The car has an excellent sound system. Music from a soft classical station fills the cabin. A pan-flute comes on. The haunting melody uncovers my desolation. It burrows into my father as well. He pulls the car over, his face twisted. He wipes his eyes with a handkerchief. “I’m sorry. It’s just so beautiful.”

He reaches to put the car in gear. I place a gloved hand on his arm. He balances his wrists on top of the steering wheel, his shoulders hunched.

“Last Thursday night, when Jay spiked a fever, you know Mom thinks that’s when he died, right?”

His big bear head slowly turns towards me. This is news. He’s talked at her all week but hasn’t listened.

“I know it sounds far-fetched, but that’s when his spirit came to say goodbye. I’m certain of it. Actually, he came to see Meghan, but I was half-awake.”

My father dips his head to peer into the side mirror. Meghan is my three-year-old daughter, the first grandchild. “Dad, you know how much he adored her. Thursday night, at about eleven, Jay and, let’s call him a spirit guide, came to my house to check on Meg. I woke up when I heard Jay say, ‘You’re right. They’ll take good care of her.’”

My father looks straight at me now, frozen with the intent stare our English setter gets when’s he’s pointing a bird; it’s the hesitation before the lunge that flushes out his prey.

“I called to him, he turned, and I was flooded with…his happiness, his joy. How eager he was to explore the phenomenal new world around him. Dad, his spirit was a combination of gas and electricity and filled the room like perfume. Jay distilled down to his essence. He was more alive than any person walking around on earth.”

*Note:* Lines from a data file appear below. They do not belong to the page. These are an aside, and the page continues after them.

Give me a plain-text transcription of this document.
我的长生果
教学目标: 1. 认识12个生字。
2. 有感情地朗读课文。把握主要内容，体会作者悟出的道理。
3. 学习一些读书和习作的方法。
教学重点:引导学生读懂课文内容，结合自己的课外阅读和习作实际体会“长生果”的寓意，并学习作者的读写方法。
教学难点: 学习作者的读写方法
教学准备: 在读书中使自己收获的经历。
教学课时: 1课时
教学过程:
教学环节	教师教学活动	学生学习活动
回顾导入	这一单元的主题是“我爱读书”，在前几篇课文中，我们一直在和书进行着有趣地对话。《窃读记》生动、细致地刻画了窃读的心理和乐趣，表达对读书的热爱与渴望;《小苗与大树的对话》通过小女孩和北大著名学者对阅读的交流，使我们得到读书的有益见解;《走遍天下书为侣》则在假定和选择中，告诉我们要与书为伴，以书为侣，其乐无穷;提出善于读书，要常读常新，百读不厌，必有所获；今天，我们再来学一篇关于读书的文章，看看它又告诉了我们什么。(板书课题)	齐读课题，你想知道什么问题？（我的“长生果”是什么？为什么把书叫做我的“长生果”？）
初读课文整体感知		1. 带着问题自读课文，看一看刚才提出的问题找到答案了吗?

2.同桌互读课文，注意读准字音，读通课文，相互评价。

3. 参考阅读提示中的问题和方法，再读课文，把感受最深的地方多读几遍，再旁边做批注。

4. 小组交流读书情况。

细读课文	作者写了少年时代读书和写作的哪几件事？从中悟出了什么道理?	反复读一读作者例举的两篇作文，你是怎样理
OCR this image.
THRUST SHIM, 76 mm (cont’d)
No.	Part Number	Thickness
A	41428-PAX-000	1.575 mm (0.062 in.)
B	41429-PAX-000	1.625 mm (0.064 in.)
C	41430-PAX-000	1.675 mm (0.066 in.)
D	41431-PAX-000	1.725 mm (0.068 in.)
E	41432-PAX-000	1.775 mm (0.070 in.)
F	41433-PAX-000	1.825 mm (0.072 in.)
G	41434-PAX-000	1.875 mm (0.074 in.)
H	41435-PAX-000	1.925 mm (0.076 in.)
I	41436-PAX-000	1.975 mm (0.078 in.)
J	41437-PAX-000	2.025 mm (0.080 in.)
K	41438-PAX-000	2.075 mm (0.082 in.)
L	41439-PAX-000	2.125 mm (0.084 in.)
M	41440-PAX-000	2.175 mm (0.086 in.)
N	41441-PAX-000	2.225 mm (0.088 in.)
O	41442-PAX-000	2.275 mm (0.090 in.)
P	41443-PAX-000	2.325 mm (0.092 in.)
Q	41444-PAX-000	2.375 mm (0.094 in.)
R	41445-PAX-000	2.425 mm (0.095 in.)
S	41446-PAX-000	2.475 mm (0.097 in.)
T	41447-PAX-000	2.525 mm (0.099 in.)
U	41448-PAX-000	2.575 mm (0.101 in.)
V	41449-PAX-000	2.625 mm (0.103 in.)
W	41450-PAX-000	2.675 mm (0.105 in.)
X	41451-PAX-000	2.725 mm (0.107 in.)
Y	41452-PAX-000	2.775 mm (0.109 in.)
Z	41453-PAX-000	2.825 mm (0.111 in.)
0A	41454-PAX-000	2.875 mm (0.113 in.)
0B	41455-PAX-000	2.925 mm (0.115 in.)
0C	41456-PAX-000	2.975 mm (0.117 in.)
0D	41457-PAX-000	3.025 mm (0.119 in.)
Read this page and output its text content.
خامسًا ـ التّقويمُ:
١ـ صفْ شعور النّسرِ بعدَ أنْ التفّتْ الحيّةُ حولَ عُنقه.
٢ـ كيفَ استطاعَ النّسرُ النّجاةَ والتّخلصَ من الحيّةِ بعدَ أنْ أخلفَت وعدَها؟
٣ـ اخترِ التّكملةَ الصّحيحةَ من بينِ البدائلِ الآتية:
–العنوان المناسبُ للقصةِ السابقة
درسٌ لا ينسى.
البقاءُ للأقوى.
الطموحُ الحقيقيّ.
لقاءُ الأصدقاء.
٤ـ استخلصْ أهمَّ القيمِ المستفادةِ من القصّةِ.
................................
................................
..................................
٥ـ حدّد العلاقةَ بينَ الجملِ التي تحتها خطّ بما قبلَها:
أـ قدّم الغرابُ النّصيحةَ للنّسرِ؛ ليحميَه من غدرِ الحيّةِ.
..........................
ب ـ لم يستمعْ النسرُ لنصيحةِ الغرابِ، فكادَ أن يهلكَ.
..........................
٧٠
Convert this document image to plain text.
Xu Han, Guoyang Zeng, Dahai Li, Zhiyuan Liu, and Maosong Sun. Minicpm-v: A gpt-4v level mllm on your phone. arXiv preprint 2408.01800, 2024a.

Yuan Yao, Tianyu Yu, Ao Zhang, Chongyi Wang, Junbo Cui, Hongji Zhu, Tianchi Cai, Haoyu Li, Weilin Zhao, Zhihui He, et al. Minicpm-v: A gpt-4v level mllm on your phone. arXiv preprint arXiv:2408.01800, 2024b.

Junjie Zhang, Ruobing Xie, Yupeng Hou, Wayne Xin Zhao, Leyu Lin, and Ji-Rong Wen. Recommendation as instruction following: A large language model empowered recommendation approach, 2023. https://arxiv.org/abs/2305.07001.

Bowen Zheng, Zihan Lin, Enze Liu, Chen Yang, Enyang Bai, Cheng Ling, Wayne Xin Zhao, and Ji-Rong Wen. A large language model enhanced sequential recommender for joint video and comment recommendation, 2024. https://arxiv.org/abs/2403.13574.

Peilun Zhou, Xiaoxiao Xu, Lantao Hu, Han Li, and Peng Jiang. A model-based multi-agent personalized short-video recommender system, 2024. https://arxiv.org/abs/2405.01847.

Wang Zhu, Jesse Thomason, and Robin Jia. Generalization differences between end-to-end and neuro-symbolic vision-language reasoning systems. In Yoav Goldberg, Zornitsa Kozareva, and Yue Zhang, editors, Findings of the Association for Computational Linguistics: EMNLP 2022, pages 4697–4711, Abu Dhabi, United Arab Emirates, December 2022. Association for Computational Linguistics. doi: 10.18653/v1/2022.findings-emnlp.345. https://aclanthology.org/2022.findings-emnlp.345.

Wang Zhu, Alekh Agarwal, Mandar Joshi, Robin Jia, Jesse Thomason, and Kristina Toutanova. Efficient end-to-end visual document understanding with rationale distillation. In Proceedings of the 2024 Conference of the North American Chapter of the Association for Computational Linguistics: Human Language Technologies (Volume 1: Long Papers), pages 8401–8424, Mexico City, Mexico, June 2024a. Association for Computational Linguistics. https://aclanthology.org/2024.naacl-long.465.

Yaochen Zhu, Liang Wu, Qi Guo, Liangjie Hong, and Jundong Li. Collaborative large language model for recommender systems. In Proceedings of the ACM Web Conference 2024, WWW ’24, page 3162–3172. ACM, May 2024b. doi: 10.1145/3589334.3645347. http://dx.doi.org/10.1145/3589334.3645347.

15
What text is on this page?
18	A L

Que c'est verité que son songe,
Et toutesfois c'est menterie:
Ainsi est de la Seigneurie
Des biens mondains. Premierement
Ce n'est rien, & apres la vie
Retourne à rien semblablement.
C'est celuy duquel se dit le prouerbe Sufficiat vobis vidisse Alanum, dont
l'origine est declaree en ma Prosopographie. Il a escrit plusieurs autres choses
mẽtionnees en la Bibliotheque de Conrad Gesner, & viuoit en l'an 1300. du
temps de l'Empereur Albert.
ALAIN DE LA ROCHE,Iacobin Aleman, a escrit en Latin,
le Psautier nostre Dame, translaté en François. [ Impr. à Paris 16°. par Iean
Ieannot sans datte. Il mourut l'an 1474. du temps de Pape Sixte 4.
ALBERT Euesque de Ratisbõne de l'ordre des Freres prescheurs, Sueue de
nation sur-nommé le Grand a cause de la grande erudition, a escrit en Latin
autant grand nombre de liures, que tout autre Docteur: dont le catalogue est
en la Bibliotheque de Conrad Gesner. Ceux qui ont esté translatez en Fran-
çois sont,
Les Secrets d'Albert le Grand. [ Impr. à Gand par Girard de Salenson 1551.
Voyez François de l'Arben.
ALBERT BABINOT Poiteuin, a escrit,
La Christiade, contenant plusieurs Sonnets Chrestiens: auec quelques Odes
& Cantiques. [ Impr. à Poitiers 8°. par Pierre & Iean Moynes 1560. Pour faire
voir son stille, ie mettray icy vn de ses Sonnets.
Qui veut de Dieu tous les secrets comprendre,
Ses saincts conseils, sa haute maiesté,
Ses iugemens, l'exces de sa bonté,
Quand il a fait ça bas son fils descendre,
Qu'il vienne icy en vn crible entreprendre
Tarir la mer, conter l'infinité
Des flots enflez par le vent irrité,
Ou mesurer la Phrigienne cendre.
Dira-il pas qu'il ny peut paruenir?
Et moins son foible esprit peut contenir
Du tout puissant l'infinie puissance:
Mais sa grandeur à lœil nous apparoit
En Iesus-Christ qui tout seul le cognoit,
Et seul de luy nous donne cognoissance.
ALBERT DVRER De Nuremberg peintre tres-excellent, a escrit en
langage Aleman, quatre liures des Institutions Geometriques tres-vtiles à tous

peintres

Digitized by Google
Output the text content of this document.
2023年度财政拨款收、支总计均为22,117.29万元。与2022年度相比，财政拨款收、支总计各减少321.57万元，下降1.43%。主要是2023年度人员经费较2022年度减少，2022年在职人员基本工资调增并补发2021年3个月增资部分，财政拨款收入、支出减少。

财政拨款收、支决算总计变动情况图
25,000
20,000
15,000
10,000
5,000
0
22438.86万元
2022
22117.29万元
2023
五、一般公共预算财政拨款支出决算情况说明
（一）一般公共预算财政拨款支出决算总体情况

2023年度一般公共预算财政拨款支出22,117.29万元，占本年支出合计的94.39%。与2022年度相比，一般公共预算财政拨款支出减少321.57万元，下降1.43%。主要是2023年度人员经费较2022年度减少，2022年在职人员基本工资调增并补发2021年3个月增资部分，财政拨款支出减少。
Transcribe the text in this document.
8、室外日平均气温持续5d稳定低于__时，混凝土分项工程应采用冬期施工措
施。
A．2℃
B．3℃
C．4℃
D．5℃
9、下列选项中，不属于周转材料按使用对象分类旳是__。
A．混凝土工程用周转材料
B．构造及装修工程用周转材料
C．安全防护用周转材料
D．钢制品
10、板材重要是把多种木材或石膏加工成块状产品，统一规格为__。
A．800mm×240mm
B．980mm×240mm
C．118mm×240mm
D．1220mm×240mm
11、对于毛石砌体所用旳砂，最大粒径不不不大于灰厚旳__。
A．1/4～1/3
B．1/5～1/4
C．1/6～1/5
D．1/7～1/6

I place a careful hand on my father’s shoulder, afraid I’ll break the spell. “Jay’s fine. We don’t have to wonder.”

“Thank you, thank you for telling me,” his gloved fingers give my hand the briefest of squeezes. He adjusts the rearview mirror then coughs into his glove.

I’d told him badly and left out essential details. I hold my breath and hope it was good enough. Will this man, grounded in the ways of wood and stone, body and bone, believe?

“You know, you should talk to your sister. She’s gone to Lilydale for readings.”

I cover my mouth and close my eyes. My disappointment rises like a pit to my throat. There it was, Lilydale. The place where psychics and mediums go to ply their trade. The place where the crazy women live. “Dad, it’s so much more than Lilydale. Don’t you see?”

“I know, Pumpkin. I know.”

My father swivels the car back onto the road. The darkness presses against the windows. The snow swirls in chunky flakes, which shift and dance in the dim light of the car’s low beams. We are hypnotized in a sea of powder, lost but for the tire tracks directly ahead.